これを解凍すると、タンパク質の結合はほどけずに、氷がとけた部分が空洞となり、いわゆる“す”が入った状態に。こうなると食感や歯ざわりが損なわれ、さらにはドリップが流れ出やすくなり、おいしさや品質が低下します。
対して、下味冷凍はどうでしょうか。
調味液で食材をコーティングすることで表面を乾燥から防ぎつつ、調味液に含まれる糖や塩分が中に染み込んでいきます。この状態で冷凍すると、表面からは水分が抜けにくく、さらに糖や塩分が水分を引きつけて食品中に大きな氷ができづらいため、元の組織の状態を維持しやすくなります。
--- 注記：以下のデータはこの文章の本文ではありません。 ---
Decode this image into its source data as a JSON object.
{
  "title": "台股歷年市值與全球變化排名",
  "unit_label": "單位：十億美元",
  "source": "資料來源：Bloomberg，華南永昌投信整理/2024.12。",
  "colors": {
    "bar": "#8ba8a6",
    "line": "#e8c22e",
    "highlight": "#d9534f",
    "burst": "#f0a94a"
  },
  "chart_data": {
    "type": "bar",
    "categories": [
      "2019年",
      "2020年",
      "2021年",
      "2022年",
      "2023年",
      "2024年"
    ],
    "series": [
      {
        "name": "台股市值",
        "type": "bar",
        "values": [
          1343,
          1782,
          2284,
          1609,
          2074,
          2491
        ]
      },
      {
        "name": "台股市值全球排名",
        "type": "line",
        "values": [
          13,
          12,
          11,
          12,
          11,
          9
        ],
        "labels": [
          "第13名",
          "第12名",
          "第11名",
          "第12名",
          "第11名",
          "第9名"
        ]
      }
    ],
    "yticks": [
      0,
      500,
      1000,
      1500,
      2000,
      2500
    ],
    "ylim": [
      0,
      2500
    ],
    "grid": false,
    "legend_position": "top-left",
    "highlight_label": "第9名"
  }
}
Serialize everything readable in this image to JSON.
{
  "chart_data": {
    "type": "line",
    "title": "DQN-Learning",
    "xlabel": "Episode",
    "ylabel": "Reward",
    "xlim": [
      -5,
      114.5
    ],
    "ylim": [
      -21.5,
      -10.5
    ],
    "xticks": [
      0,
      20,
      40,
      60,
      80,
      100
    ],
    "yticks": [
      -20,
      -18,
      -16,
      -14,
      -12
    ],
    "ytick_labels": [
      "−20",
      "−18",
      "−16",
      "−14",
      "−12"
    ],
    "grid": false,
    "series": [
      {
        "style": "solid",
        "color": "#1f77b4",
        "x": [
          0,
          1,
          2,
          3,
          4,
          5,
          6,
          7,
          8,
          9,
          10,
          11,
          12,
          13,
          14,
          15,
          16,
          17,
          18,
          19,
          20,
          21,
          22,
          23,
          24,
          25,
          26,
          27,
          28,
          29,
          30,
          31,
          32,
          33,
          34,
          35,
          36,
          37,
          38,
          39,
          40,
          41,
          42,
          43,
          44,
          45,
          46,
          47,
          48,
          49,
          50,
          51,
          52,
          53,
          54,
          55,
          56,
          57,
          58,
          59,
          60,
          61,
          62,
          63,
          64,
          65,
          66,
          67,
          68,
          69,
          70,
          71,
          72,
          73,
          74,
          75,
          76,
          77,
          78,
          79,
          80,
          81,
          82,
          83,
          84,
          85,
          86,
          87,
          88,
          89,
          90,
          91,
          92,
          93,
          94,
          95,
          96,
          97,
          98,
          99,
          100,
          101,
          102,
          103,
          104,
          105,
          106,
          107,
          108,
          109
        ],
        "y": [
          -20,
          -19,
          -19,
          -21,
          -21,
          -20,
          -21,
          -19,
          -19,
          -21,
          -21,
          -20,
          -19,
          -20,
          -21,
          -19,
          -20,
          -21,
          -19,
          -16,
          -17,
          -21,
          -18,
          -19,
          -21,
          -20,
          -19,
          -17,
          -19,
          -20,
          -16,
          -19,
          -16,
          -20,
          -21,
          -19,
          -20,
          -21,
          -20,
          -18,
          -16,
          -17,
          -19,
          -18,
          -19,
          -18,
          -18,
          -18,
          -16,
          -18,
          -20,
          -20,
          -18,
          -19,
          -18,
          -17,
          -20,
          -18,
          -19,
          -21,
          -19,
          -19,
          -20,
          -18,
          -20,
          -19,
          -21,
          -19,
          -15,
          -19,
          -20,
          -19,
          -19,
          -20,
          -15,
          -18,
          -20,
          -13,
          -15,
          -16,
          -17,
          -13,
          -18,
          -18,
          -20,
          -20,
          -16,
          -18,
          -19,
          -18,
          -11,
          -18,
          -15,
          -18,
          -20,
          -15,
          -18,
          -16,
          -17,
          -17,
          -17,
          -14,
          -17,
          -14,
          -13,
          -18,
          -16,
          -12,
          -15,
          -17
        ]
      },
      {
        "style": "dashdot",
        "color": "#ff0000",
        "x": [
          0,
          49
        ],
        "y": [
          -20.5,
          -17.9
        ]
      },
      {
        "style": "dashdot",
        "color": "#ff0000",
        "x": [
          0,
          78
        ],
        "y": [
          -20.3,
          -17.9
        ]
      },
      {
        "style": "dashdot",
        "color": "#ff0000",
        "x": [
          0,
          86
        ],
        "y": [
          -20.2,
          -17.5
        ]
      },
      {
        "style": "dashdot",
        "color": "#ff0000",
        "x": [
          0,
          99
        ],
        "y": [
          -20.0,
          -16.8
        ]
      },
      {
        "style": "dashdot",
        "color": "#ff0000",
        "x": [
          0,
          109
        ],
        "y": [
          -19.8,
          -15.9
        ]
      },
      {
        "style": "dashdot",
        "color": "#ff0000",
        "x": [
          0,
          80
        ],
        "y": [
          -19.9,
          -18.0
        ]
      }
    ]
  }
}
さらには、栄養分やうま味成分が含まれた水分が食品内にとどまりやすくなるので、味や食感の低下を防げるというわけです。下味冷凍は、まさに肉の冷凍保存では理にかなった方法なのです。
下味冷凍5つの基本ルール
それでは、実際に下味冷凍のやり方の基本をご紹介します。筆者は5つのルールを守ることを提案しています。それが下記です。
①調味液で食材の表面をコーティングして冷凍する
②糖分を含む調味料を加える(みりんやはちみつがおすすめ)
③油分を含む調味料を加える(オリーブオイルやごま油がおすすめ)
④保存袋に入れたら、空気をできるだけ抜いて口を閉じる
⑤なるべく均等な厚さになるよう、薄く広げて平らな状態で冷凍
調味液で食材の表面を覆うことで、乾燥と酸化が防げるのは先述の通り。
保存袋に食材と調味液を入れたら、袋の上から軽く揉んで全体にしっかりなじませましょう。
勘違いされやすいのですが、ここで味つけのためにしっかり揉み込む必要はありません。味は冷凍時&解凍時に染み込みますので、あくまで全体に調味液を行き渡らせるのが目的です。逆に強く揉みすぎると、食材を潰してしまうので注意を。
調味液は、糖分と油分を含んでいるものをチョイス。糖分は肉に水分を閉じ込める保水効果があり、しっとりジューシーな仕上がりになります。油分は保油効果といって、表面を油でコーティングすることで乾燥を防ぐ効果が得られます。